Enforcing an early bedtime for children is one way to squeeze in some alone time. Joining a car pool is another way. Some busy parents turn to church organizations that offer childcare free or at minimal cost to give parents some time off.

Such personal time prevents parental burnout, writes Bruce H. Axelrod, a physician and author of "The Joy of Parenting" (Pia Press, 1991).

"You can't be a good parent if you're worn out at the end of every day," he says.

Sometimes, making the time is the difference between saying, "yes" to a friend's offer to share dinner and "no" to an appointment to another committee.

Social worker Caroline Steward, says adults are their own worst enemies when it comes to trying to take it easy.

"We push and push and feel like we have to do it all," she says. "It's important to teach us to relax. If we don't, we'll send ourselves over the deep end. It's a shift in the mindset, but we need to tell ourselves that it's OK to sit down and read a book, to give ourselves a half hour of quiet time. Even five minutes helps rejuvenate us."
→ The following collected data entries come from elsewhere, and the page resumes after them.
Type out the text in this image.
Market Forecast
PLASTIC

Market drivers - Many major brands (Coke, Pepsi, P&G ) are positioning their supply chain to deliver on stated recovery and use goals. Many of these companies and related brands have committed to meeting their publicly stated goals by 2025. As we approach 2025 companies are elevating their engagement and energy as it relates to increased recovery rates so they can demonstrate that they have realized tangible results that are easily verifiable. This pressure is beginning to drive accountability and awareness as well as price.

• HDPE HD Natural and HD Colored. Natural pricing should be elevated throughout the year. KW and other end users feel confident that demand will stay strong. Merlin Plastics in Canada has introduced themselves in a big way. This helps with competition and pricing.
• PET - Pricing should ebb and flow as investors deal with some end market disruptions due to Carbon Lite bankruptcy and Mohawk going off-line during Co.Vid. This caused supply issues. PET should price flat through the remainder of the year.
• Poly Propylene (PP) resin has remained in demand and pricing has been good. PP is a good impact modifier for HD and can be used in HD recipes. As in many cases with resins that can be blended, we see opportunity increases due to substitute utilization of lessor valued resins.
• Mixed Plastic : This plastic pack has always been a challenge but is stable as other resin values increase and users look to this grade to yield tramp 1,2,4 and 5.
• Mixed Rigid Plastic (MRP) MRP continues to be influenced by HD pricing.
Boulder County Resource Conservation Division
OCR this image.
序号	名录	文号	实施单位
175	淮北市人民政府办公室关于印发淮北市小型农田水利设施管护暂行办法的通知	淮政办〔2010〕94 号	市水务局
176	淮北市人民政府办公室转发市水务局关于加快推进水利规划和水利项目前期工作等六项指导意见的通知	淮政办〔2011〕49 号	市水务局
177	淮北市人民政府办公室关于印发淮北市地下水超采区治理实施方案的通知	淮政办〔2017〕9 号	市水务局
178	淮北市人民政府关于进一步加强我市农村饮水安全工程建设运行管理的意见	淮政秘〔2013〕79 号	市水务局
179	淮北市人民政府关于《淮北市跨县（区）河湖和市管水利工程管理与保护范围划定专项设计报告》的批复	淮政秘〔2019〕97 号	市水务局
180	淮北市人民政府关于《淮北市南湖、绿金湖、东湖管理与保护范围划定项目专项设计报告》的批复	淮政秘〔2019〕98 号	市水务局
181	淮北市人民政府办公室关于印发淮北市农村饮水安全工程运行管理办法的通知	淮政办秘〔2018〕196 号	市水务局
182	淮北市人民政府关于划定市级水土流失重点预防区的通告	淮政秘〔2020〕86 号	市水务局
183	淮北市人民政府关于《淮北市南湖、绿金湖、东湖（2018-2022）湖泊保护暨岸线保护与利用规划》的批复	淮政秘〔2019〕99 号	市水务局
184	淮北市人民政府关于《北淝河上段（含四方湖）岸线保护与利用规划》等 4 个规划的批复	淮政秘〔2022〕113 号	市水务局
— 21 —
In addition to teaching, Elizabeth Wright tutors after school and takes classes two nights a week toward her principal's license. To stay organized, she and husband Kevin keep a master calendar. That includes scheduling "couple time" and "family time."

If she were queen for a day, she says, she would exercise, shop and treat herself to a makeover. For now, she looks forward to a weekly manicure and date nights with her husband.
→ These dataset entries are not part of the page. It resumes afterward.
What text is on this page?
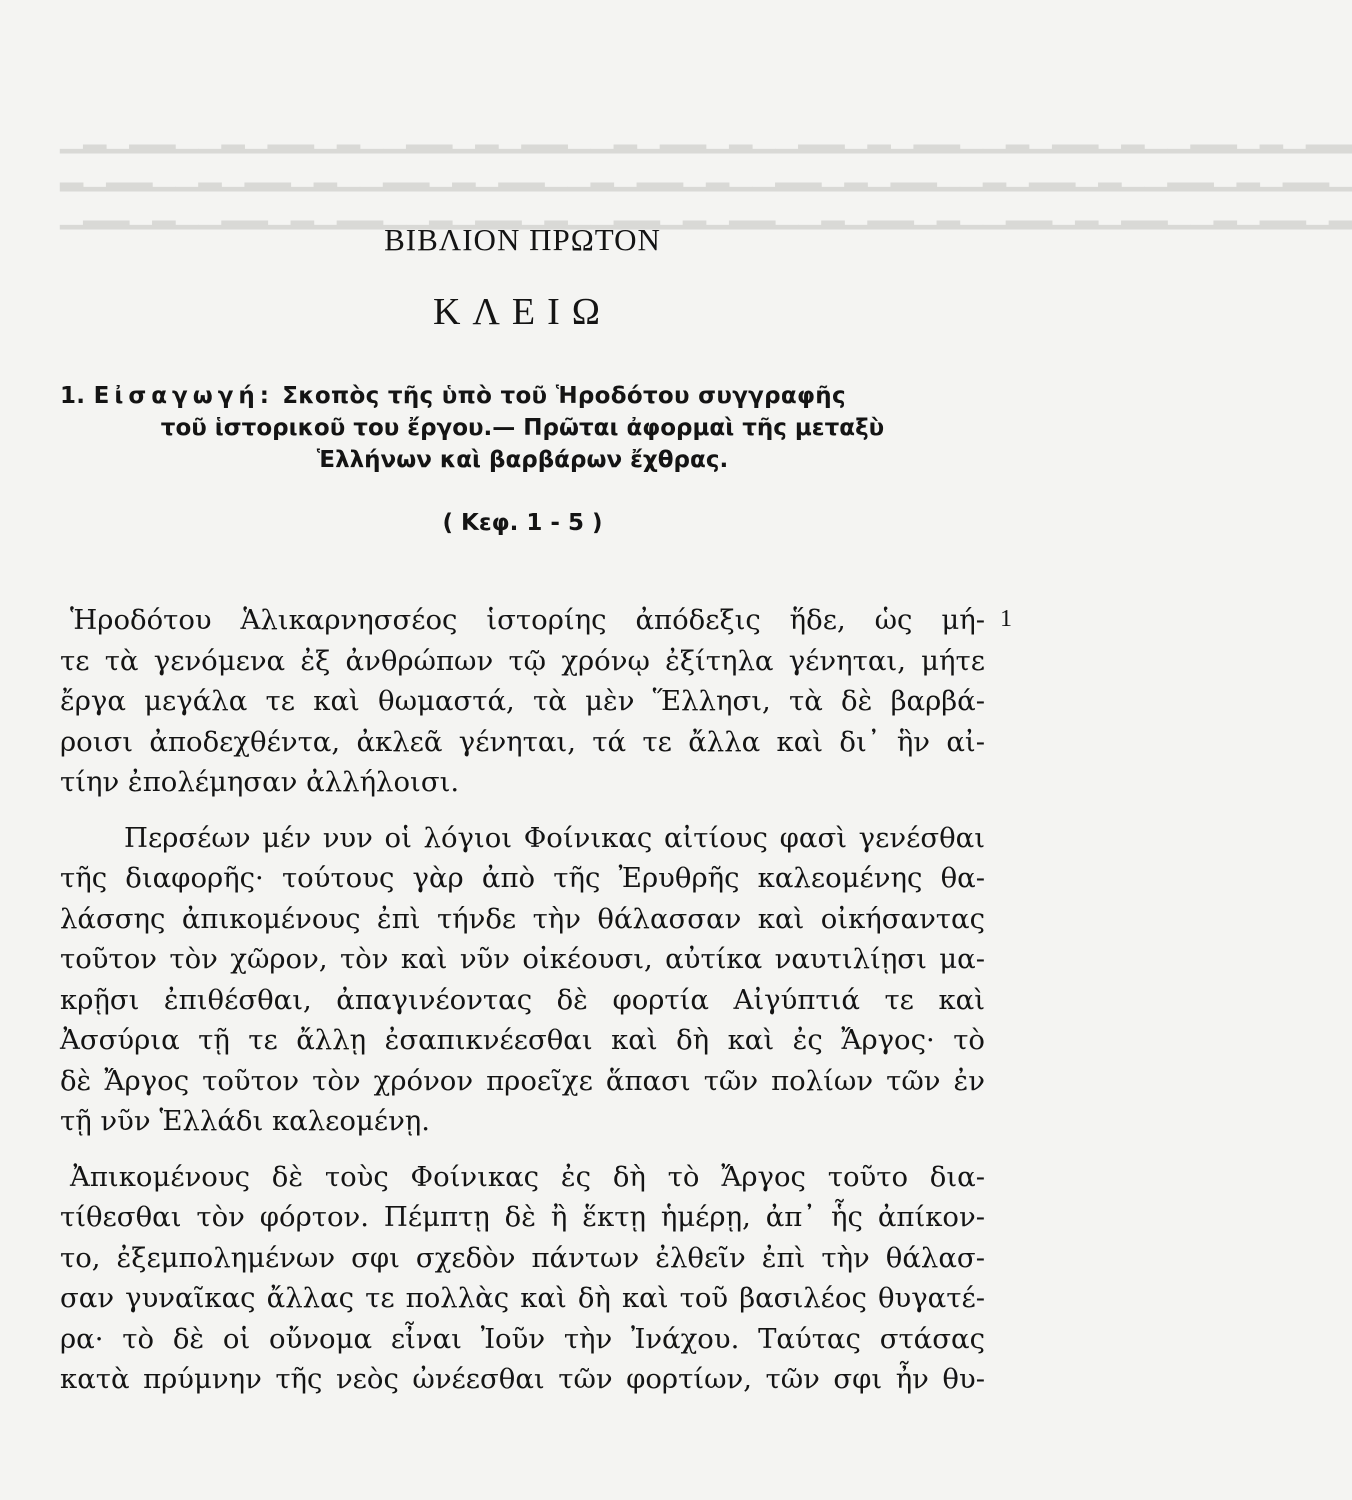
▁▂▁▂▂▁▁▂▁▂▂▁▂▁▁▂▂▁▂▁▂▂▁▁▂▁▂▂▁▂▁▁▂▂▁▂▁▂▂▁▁▂▁▂▂▁▂▁▁▂▂▁▂▁▂▂
▂▁▂▂▁▁▂▁▂▂▁▂▁▁▂▂▁▂▁▂▂▁▁▂▁▂▂▁▂▁▁▂▂▁▂▁▂▂▁▁▂▁▂▂▁▂▁▁▂▂▁▂▁▂▂▁
▁▂▂▁▂▁▁▂▂▁▂▁▂▂▁▁▂▁▂▂▁▂▁▁▂▂▁▂▁▂▂▁▁▂▁▂▂▁▂▁▁▂▂▁▂▁▂▂▁▁▂▁▂▂▁▂
ΒΙΒΛΙΟΝ ΠΡΩΤΟΝ
ΚΛΕΙΩ
1. Εἰσαγωγή: Σκοπὸς τῆς ὑπὸ τοῦ Ἡροδότου συγγραφῆς
τοῦ ἱστορικοῦ του ἔργου.— Πρῶται ἀφορμαὶ τῆς μεταξὺ
Ἑλλήνων καὶ βαρβάρων ἔχθρας.
( Κεφ. 1 - 5 )

Ἡροδότου Ἁλικαρνησσέος ἱστορίης ἀπόδεξις ἥδε, ὡς μή-
τε τὰ γενόμενα ἐξ ἀνθρώπων τῷ χρόνῳ ἐξίτηλα γένηται, μήτε
ἔργα μεγάλα τε καὶ θωμαστά, τὰ μὲν Ἕλλησι, τὰ δὲ βαρβά-
ροισι ἀποδεχθέντα, ἀκλεᾶ γένηται, τά τε ἄλλα καὶ δι᾽ ἣν αἰ-
τίην ἐπολέμησαν ἀλλήλοισι.

Περσέων μέν νυν οἱ λόγιοι Φοίνικας αἰτίους φασὶ γενέσθαι
τῆς διαφορῆς· τούτους γὰρ ἀπὸ τῆς Ἐρυθρῆς καλεομένης θα-
λάσσης ἀπικομένους ἐπὶ τήνδε τὴν θάλασσαν καὶ οἰκήσαντας
τοῦτον τὸν χῶρον, τὸν καὶ νῦν οἰκέουσι, αὐτίκα ναυτιλίῃσι μα-
κρῇσι ἐπιθέσθαι, ἀπαγινέοντας δὲ φορτία Αἰγύπτιά τε καὶ
Ἀσσύρια τῇ τε ἄλλῃ ἐσαπικνέεσθαι καὶ δὴ καὶ ἐς Ἄργος· τὸ
δὲ Ἄργος τοῦτον τὸν χρόνον προεῖχε ἅπασι τῶν πολίων τῶν ἐν
τῇ νῦν Ἑλλάδι καλεομένῃ.

Ἀπικομένους δὲ τοὺς Φοίνικας ἐς δὴ τὸ Ἄργος τοῦτο δια-
τίθεσθαι τὸν φόρτον. Πέμπτῃ δὲ ἢ ἕκτῃ ἡμέρῃ, ἀπ᾽ ἧς ἀπίκον-
το, ἐξεμπολημένων σφι σχεδὸν πάντων ἐλθεῖν ἐπὶ τὴν θάλασ-
σαν γυναῖκας ἄλλας τε πολλὰς καὶ δὴ καὶ τοῦ βασιλέος θυγατέ-
ρα· τὸ δὲ οἱ οὔνομα εἶναι Ἰοῦν τὴν Ἰνάχου. Ταύτας στάσας
κατὰ πρύμνην τῆς νεὸς ὠνέεσθαι τῶν φορτίων, τῶν σφι ἦν θυ-

1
"If you're trying to work in time for each other, you have to be willing to drop some things and forget about cleaning the house or running another errand," she says.
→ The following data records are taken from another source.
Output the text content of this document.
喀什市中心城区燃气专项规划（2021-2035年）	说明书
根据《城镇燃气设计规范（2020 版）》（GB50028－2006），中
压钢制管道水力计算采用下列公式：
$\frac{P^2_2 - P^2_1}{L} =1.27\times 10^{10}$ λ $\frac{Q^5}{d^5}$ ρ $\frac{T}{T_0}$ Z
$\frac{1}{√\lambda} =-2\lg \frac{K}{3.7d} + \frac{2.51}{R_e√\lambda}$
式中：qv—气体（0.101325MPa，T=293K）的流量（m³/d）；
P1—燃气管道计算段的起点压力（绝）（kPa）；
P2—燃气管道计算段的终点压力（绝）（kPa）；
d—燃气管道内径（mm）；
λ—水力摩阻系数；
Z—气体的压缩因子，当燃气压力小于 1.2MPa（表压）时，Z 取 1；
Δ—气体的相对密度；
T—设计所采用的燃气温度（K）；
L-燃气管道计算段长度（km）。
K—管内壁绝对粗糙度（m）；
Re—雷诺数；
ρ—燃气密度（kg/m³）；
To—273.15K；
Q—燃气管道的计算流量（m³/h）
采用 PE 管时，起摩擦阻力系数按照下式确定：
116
Growing apart with few common interests is a major cause for parents splitting up, says Robert Billingham, an Indiana University professor of human development and family studies.

"There's an argument that marriage should be more important than parenting. If you don't make time for that marriage, you are sending a message to your children that it isn't as important as the other things in life," Billingham says, adding that if the marriage is good, the parenting is almost always better.

For many parents, especially singles, Billingham says guilt gets in the way of spending time alone.

"One of the things we've lost sight of is that the purpose of parenting is to teach children to become self-sufficient and independent," he says. "So a parent taking time for himself or his relationship is showing how to take care of yourself."

• • •

Give yourself a break from frantic family life

By T.J. Banes
Gannett News Service

Sometimes parents feel like there are never enough hours in the day. Lunchtime is spent running errands or eating take-out food in the office. Evenings are spent taking children to sports and music activities or rushing through the dinner hour.

Experts say it's important to make time during the day to relax. Here are a few suggestions:

  • Keep a journal. Spend a few minutes jotting down poetry, dreams or ambitions.
  • Set a bedtime for children. After bath and reading time, send them to their rooms so parents can have alone time or couple time.
  • Find something new that you and your spouse can learn together, for example ballroom dancing, bridge or a foreign language. Sign up and attend classes.
  • Organize a weekly or monthly book group or card night with friends, or plan a weekend getaway.
  • Schedule a date night. Once a week, or once a month, make time for you and your spouse to go to dinner or to a movie without children.
  • Hire neighborhood teens or offer a "trade-off" with friends for baby-sitting services.
  • Various churches and mothers' organizations offer playgroups and parent nights when childcare is provided free or for a minimal charge. For more information, see www.gospelcom.net/mops.
  • Take advantage of carpools.
  • Plan menus in advance and streamline mealtime by using the microwave or crockery cooker, or by sharing meal preparation with friends.
  • Instead of eating lunch at your desk, work out at a local gym, take a long walk, or find a quiet place to read a book.
  • Set boundaries and learn to say, "no." Make a list and do only one thing on the list each day. Leave a few minutes in the day open for quiet time.